Adapter les principes de la conduite stratégique par le travail aux Antilles impose de partir d’un héritage historique singulier : celui de l’esclavagisation, qui a profondément marqué le rapport au travail, à l’autorité et à l’organisation collective. Contrairement aux sociétés industrielles européennes où le travail s’est progressivement imposé comme vecteur d’émancipation, de reconnaissance sociale et de droits, le travail forcé aux Antilles s’est longtemps confondu avec la violence, la déshumanisation et l’exploitation.

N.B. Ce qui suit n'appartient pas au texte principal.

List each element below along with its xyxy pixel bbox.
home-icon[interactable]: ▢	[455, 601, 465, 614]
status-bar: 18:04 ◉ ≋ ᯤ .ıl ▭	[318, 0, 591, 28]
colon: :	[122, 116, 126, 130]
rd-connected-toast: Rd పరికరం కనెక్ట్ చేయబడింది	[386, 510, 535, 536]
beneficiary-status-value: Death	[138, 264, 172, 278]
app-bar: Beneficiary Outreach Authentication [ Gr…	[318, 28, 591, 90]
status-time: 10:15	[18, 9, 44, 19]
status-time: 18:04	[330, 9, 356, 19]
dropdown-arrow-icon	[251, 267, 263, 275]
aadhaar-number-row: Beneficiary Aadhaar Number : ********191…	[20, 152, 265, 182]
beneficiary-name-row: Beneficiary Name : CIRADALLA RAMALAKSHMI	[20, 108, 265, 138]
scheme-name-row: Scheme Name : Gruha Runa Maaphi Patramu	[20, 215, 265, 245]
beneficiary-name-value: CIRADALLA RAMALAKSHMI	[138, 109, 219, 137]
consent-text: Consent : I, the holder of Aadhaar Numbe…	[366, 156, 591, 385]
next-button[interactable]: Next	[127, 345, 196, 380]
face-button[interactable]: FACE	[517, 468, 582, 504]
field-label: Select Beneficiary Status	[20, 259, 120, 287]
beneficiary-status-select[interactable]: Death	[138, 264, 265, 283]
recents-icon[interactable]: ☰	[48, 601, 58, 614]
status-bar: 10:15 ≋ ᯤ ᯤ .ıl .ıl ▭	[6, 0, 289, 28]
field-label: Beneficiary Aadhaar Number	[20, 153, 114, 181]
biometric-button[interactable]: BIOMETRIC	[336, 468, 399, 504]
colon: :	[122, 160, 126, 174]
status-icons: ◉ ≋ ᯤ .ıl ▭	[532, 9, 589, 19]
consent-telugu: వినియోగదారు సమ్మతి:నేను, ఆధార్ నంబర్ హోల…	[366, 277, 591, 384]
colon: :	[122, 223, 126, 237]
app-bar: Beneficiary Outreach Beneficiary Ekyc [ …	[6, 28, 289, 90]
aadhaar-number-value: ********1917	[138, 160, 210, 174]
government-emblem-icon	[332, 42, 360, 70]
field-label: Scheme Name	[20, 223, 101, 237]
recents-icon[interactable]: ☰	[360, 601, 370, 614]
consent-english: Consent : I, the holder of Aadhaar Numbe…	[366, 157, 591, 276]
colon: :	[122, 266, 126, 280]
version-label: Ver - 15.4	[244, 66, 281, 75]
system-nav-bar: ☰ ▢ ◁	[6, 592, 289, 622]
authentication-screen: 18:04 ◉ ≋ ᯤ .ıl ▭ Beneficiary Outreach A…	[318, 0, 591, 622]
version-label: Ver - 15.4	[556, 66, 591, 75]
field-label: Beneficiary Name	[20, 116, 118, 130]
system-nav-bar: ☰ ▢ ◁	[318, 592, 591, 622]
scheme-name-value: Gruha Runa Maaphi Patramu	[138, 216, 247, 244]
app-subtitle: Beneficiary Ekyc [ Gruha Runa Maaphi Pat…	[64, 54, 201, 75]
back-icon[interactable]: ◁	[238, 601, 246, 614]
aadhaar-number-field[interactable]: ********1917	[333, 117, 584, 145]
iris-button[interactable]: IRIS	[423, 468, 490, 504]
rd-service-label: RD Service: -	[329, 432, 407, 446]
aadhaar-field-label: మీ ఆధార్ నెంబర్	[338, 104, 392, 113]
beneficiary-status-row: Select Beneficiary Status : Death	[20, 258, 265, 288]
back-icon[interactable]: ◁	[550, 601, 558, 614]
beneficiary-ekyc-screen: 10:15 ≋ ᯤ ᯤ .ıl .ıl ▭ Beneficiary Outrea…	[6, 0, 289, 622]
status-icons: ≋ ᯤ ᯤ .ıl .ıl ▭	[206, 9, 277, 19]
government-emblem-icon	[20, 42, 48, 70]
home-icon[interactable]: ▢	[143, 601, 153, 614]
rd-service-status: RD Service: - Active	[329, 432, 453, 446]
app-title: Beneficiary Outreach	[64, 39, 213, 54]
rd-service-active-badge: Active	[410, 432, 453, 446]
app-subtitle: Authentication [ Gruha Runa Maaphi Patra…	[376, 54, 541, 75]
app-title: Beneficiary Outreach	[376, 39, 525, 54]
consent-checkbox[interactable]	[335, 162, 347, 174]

Cette mémoire longue n’est pas un simple résidu du passé.
Elle continue d’imprégner les représentations sociales contemporaines. Le travail y est souvent perçu comme une contrainte imposée de l’extérieur, rarement comme un espace d’autonomie, de créativité ou de pouvoir d’agir. Cette défiance diffuse explique en partie les difficultés persistantes à mobiliser durablement les collectifs de travail autour de projets de transformation, qu’ils soient économiques, administratifs ou entrepreneuriaux.
Dans ce contexte, remettre le travail au centre de la stratégie ne peut se faire par simple transposition de modèles hexagonaux.
Cela suppose un changement de paradigme :
faire du travail un espace de réappropriation collective et de réparation symbolique. Le premier enjeu est de rompre avec toute forme de management descendant et prescriptif, perçu comme une réactivation des rapports de domination hérités. Aux Antilles, la stratégie ne peut pas précéder le travail réel : elle doit émerger de lui.
Le dialogue professionnel prend ici une dimension particulière.
Il ne s’agit pas seulement d’un outil de performance, mais d’un instrument de reconnaissance. Parler du travail, de sa qualité, de ses contraintes et de son sens, c’est redonner une dignité à l’expérience vécue des travailleurs. Instituer des espaces où les salariés, agents ou producteurs peuvent décrire leur travail réel, proposer des améliorations et participer aux décisions, revient à inverser une logique historique d’invisibilisation du travail contraint.
La responsabilisation ne peut être décrétée ; elle doit être construite.
Cela implique de sécuriser les parcours, de garantir des droits sociaux solides et de dissocier clairement l’exigence de performance de toute logique de culpabilisation. Dans des sociétés marquées par la mémoire de l’exploitation, l’autonomie ne peut exister sans protection. C’est pourquoi la protection sociale, souvent critiquée comme facteur d’assistanat, doit être reconsidérée comme une condition préalable à l’engagement et à l’initiative.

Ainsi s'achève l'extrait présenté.